Having cores act differently was always considered okay, I think, since the idea was that they’re independent programs whose authors may have different ideas of how things work. I agree that some of the options are weird and confusing, though.
We had started moving the overscan cropping functionality out of the frontend and into the cores at one point because the single frontend option simply wasn’t sufficiently granular enough to cover the many different core behaviors. Our plan was to eventually nuke the frontend option altogether but that obviously hasn’t happened.
The frontend option was originally a leftover from SSNES being a libsnes (i.e., bsnes) frontend exclusively, as SNES doesn’t really need any granularity, just a dumb crop / don’t crop. I tried to reconcile the cropping on snes9x2010 with snes9x-git at one point, but I couldn’t even get it to pad out the extra pixels, so I gave up.
For Higan, byuu decided to run the program at the highest possible res (512x448[?]) all the time instead of running at the more common 256x224 by default and then resizing as required (IIRC, this is because SNES can do this mid-scanline, which PC software/APIs can’t keep up with). This fucks up shaders, so when maister worked on the re-port, he added the option to downsample it to the more common, shader-friendly res. This is indeed confusing, but the alternative is just to have a core that makes all shaders look like shit, which would likely be confusing, as well.

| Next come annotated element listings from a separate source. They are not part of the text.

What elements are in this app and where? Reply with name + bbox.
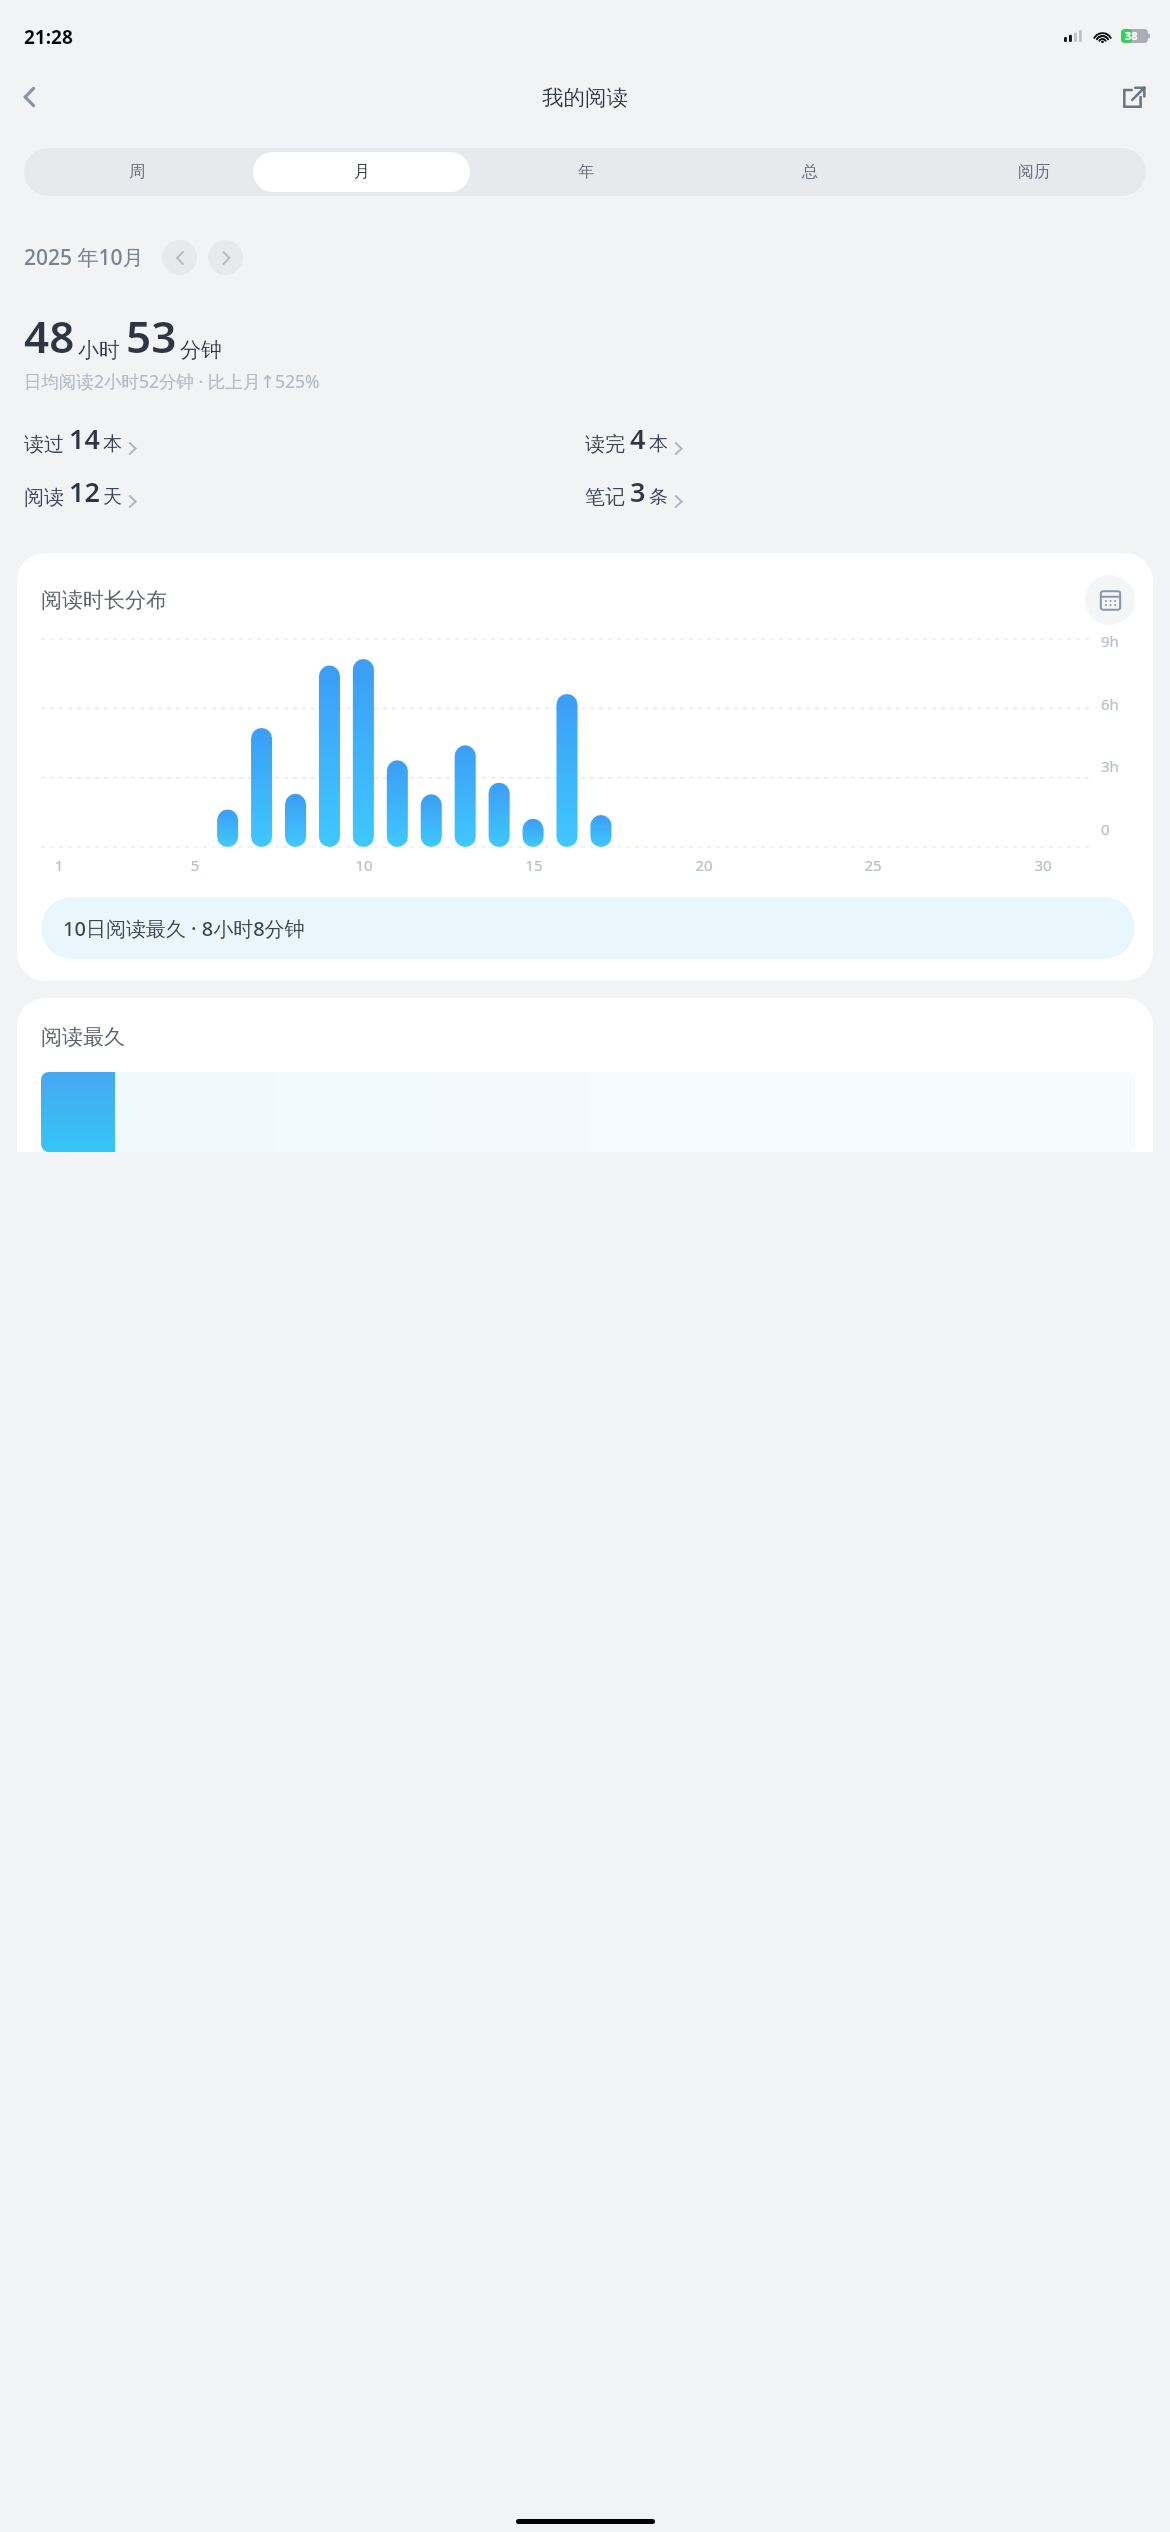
staticText: 15 bbox=[524, 855, 544, 875]
staticText: 天 bbox=[103, 485, 122, 509]
staticText: 阅读时长分布 bbox=[41, 587, 1085, 613]
staticText: 3h bbox=[1101, 756, 1135, 776]
staticText: 日均阅读2小时52分钟 · 比上月↑525% bbox=[24, 369, 320, 393]
staticText: 25 bbox=[863, 855, 883, 875]
button[interactable]: 读过 bbox=[24, 420, 585, 457]
staticText: 条 bbox=[649, 485, 668, 509]
staticText: 10日阅读最久 · 8小时8分钟 bbox=[63, 915, 305, 942]
staticText: 阅读最久 bbox=[41, 1024, 125, 1050]
button[interactable]: Next month bbox=[208, 240, 243, 275]
button[interactable]: 月 bbox=[253, 152, 470, 192]
staticText: 笔记 bbox=[585, 485, 625, 510]
staticText: 4 bbox=[630, 420, 646, 457]
button[interactable]: 10日阅读最久 · 8小时8分钟 bbox=[41, 897, 1135, 959]
staticText: 小时 bbox=[78, 337, 120, 363]
staticText: 10 bbox=[354, 855, 374, 875]
staticText: 2025 年10月 bbox=[24, 243, 144, 272]
button[interactable]: Previous month bbox=[162, 240, 197, 275]
staticText: 6h bbox=[1101, 694, 1135, 714]
staticText: 48 bbox=[24, 306, 75, 366]
staticText: 总 bbox=[802, 162, 818, 182]
button[interactable]: Back bbox=[6, 73, 54, 121]
staticText: 21:28 bbox=[24, 24, 73, 50]
staticText: 1 bbox=[49, 855, 69, 875]
staticText: 30 bbox=[1033, 855, 1053, 875]
staticText: 20 bbox=[694, 855, 714, 875]
staticText: 本 bbox=[103, 432, 122, 456]
staticText: 9h bbox=[1101, 631, 1135, 651]
staticText: 0 bbox=[1101, 819, 1135, 839]
staticText: 5 bbox=[185, 855, 205, 875]
button[interactable]: Share bbox=[1110, 73, 1158, 121]
staticText: 读完 bbox=[585, 432, 625, 457]
staticText: 读过 bbox=[24, 432, 64, 457]
button[interactable]: 总 bbox=[702, 152, 918, 192]
button[interactable]: 阅读 bbox=[24, 473, 585, 510]
button[interactable] bbox=[41, 1072, 1135, 1152]
staticText: 53 bbox=[126, 306, 177, 366]
staticText: 我的阅读 bbox=[542, 84, 628, 111]
staticText: 阅历 bbox=[1018, 162, 1050, 182]
staticText: 周 bbox=[129, 162, 145, 182]
button[interactable]: 年 bbox=[478, 152, 694, 192]
staticText: 本 bbox=[649, 432, 668, 456]
staticText: 38 bbox=[1125, 28, 1138, 43]
button[interactable]: 阅历 bbox=[926, 152, 1142, 192]
staticText: 3 bbox=[630, 473, 646, 510]
button[interactable]: 笔记 bbox=[585, 473, 1146, 510]
button[interactable]: Calendar bbox=[1085, 575, 1135, 625]
staticText: 阅读 bbox=[24, 485, 64, 510]
button[interactable]: 周 bbox=[28, 152, 245, 192]
button[interactable]: 读完 bbox=[585, 420, 1146, 457]
staticText: 年 bbox=[578, 162, 594, 182]
staticText: 12 bbox=[69, 473, 100, 510]
staticText: 分钟 bbox=[180, 337, 222, 363]
staticText: 14 bbox=[69, 420, 100, 457]
staticText: 月 bbox=[354, 162, 370, 182]
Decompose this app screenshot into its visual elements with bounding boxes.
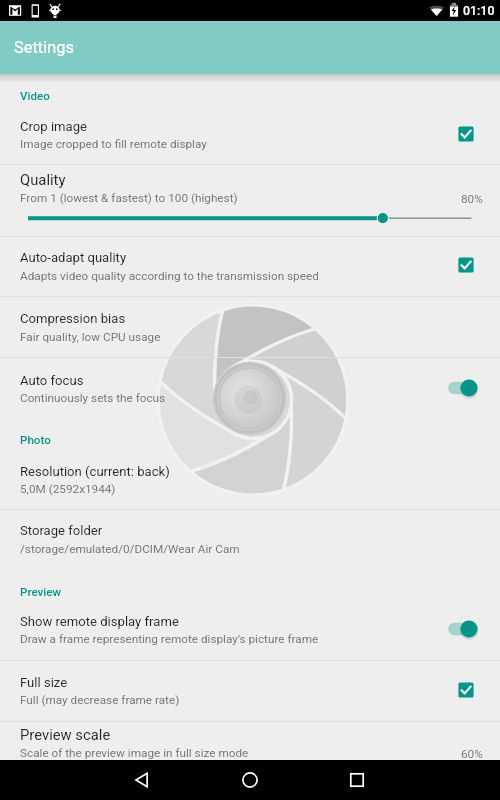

For beetle-saturn, I believe it has black pillarboxing of varying widths, so when it appears to just widen the image, I think it’s actually cropping off black, and then when it’s cropping and stretching, that’s overshooting the black and cutting off actual image.
I actually wish more cores had the first/last scanline option, as it lets you get perfect scaling on CRTs easily.
Personally, I don’t think a database is feasible for the same reason all these goofy options are here in the first place: people are super-picky about cropping and aspect, and nobody can agree on what’s “correct”.